Preserving the past, promoting the future.
I first met Malick Sidibé back in 2007 at the Bamako Encounters, a biennial photography festival held in Mali’s capital. I remember fondly how he sat in a chair in the middle of the National Musuem of Mali while photographers from all across Africa approached him, our photography king, with greatest respect and appreciation.
I had long admired the work of Mr. Sidibé myself, as well as the massive archive he had accumulated during his lifetime; he wasn’t just a studio photographer, but a soul who maintained a conviction to document his people through a lens that offered a different perspective — one of dignity, elegance, beauty and pride.

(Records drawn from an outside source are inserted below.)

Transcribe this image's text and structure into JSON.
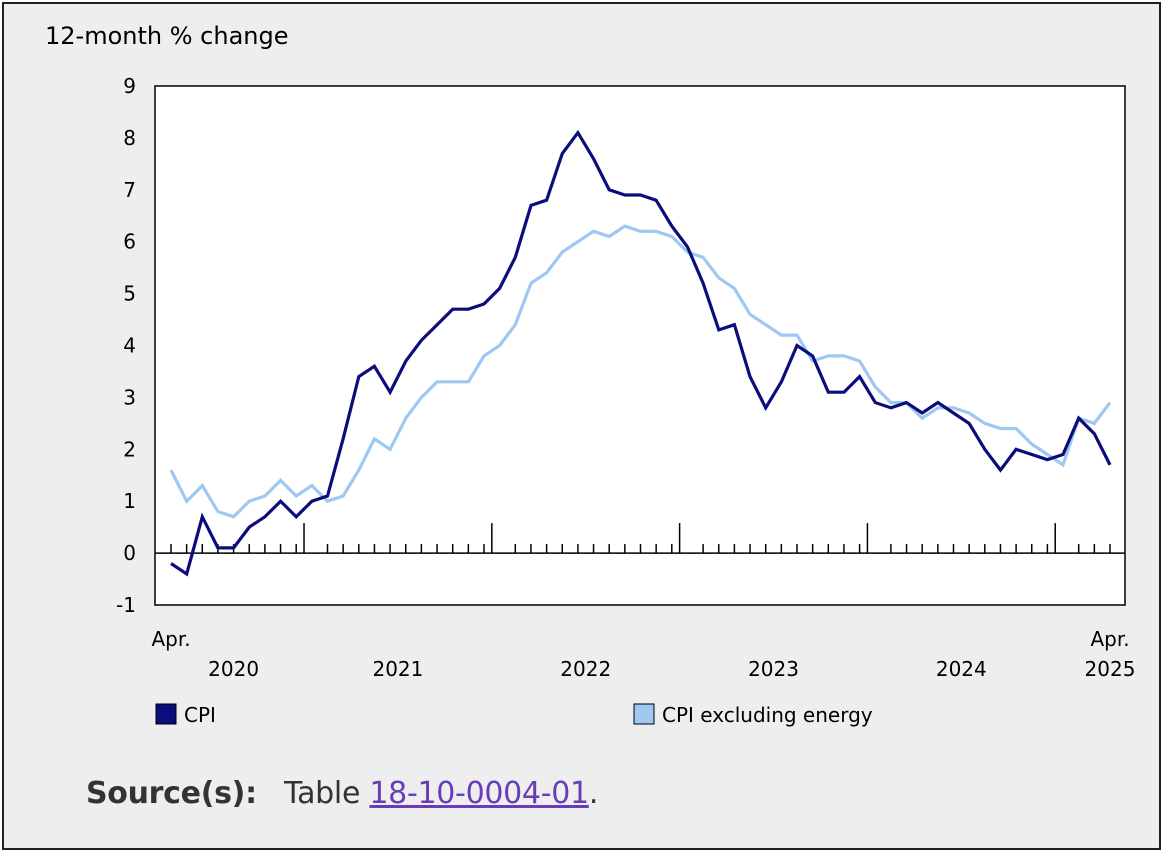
{
  "source": {
    "label": "Source(s):",
    "prefix": "Table",
    "link_text": "18-10-0004-01",
    "suffix": "."
  },
  "chart_data": {
    "type": "line",
    "ylabel": "12-month % change",
    "ylim": [
      -1,
      9
    ],
    "yticks": [
      -1,
      0,
      1,
      2,
      3,
      4,
      5,
      6,
      7,
      8,
      9
    ],
    "x_start": "2020-04",
    "x_end": "2025-04",
    "year_labels": [
      "2020",
      "2021",
      "2022",
      "2023",
      "2024",
      "2025"
    ],
    "start_month_label": "Apr.",
    "end_month_label": "Apr.",
    "grid": false,
    "legend_position": "bottom",
    "series": [
      {
        "name": "CPI",
        "color": "#0b0d7a",
        "values": [
          -0.2,
          -0.4,
          0.7,
          0.1,
          0.1,
          0.5,
          0.7,
          1.0,
          0.7,
          1.0,
          1.1,
          2.2,
          3.4,
          3.6,
          3.1,
          3.7,
          4.1,
          4.4,
          4.7,
          4.7,
          4.8,
          5.1,
          5.7,
          6.7,
          6.8,
          7.7,
          8.1,
          7.6,
          7.0,
          6.9,
          6.9,
          6.8,
          6.3,
          5.9,
          5.2,
          4.3,
          4.4,
          3.4,
          2.8,
          3.3,
          4.0,
          3.8,
          3.1,
          3.1,
          3.4,
          2.9,
          2.8,
          2.9,
          2.7,
          2.9,
          2.7,
          2.5,
          2.0,
          1.6,
          2.0,
          1.9,
          1.8,
          1.9,
          2.6,
          2.3,
          1.7
        ]
      },
      {
        "name": "CPI excluding energy",
        "color": "#9ec8f2",
        "values": [
          1.6,
          1.0,
          1.3,
          0.8,
          0.7,
          1.0,
          1.1,
          1.4,
          1.1,
          1.3,
          1.0,
          1.1,
          1.6,
          2.2,
          2.0,
          2.6,
          3.0,
          3.3,
          3.3,
          3.3,
          3.8,
          4.0,
          4.4,
          5.2,
          5.4,
          5.8,
          6.0,
          6.2,
          6.1,
          6.3,
          6.2,
          6.2,
          6.1,
          5.8,
          5.7,
          5.3,
          5.1,
          4.6,
          4.4,
          4.2,
          4.2,
          3.7,
          3.8,
          3.8,
          3.7,
          3.2,
          2.9,
          2.9,
          2.6,
          2.8,
          2.8,
          2.7,
          2.5,
          2.4,
          2.4,
          2.1,
          1.9,
          1.7,
          2.6,
          2.5,
          2.9
        ]
      }
    ]
  }
}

So as I approached him that day, I wanted to kiss his knees as a gesture of respect for an elder, as is typical in my Ethiopian tradition. He asked where I was from, and when I responded, he took me by surprise and told me that he, too, is from Ethiopia. Throughout my stay in Bamako, I discovered how much of Ethiopia is indeed in Mali, and I realized the truth more deeply of Mr. Sidibé’s words; that as Africans, there are more things that bind us, and even if history has divided us, we still remain connected through the remnants of the past.
Mr. Sidibé provided that very connection for many of us photographers across the continent, keeping us linked to the past through the moments of time etched in his iconic black-and-white portraits.
History may know Mr. Sidibé as the 2010 World Press winner and, more importantly, the first photographer from Africa to win the Golden Lion for Lifetime Achievement award at the Venice Biennale in 2007. His long journey in photography began after attending the École des Artisans Soudanais in 1952, and he later became a photographer for the Gérard Guillat studio in Bamako, documenting the vibrant city’s nightlife with his Brownie Flash camera. In 1958, he set up his own studio, which still remains as a source of pride — both for his community and for those of us who for so long have esteemed his work. Filled with shelves of old cameras and boxes of negatives, Mr. Sidibé’s small studio seemed to represent a place in which time stopped and the spirits of all those he’d photographed still lingered.
In 2008, I had the opportunity to participate along with Mr. Sidibé in the European Union’s “African Week-Intercultural Dialogue” in Brussels. It gave me great pride to see his portraits sprawled across the EU compound in magnificent sizes — giving testament to the undeniable strength of his style and approach. Mr. Sidibé knew how to bring out the best in all, and as the saying goes, the photographer doesn’t take the photo, but the sitter, in this sense, gives it. Mr. Sidibé was not just a photographer but also a charismatic soul who saw through each of us to the depths of our beings.
Mr. Sidibé’s passing is one that fills the photography community with great sadness, but we also know that traces of him will not only continue on in the remnants of his abundant archives and the collections held in museums across the world, but also in each of us whom he inspired. We stand on his shoulders and strive to continue his journey, capturing our own memories of Africa for the future.
Aida Muluneh is an Ethiopian photographer based in Addis Ababa, and a champion for photography across the continent. She founded and directs the biennial Addis Foto Fest and regularly mentors students through the DESTA for Africa Foundation.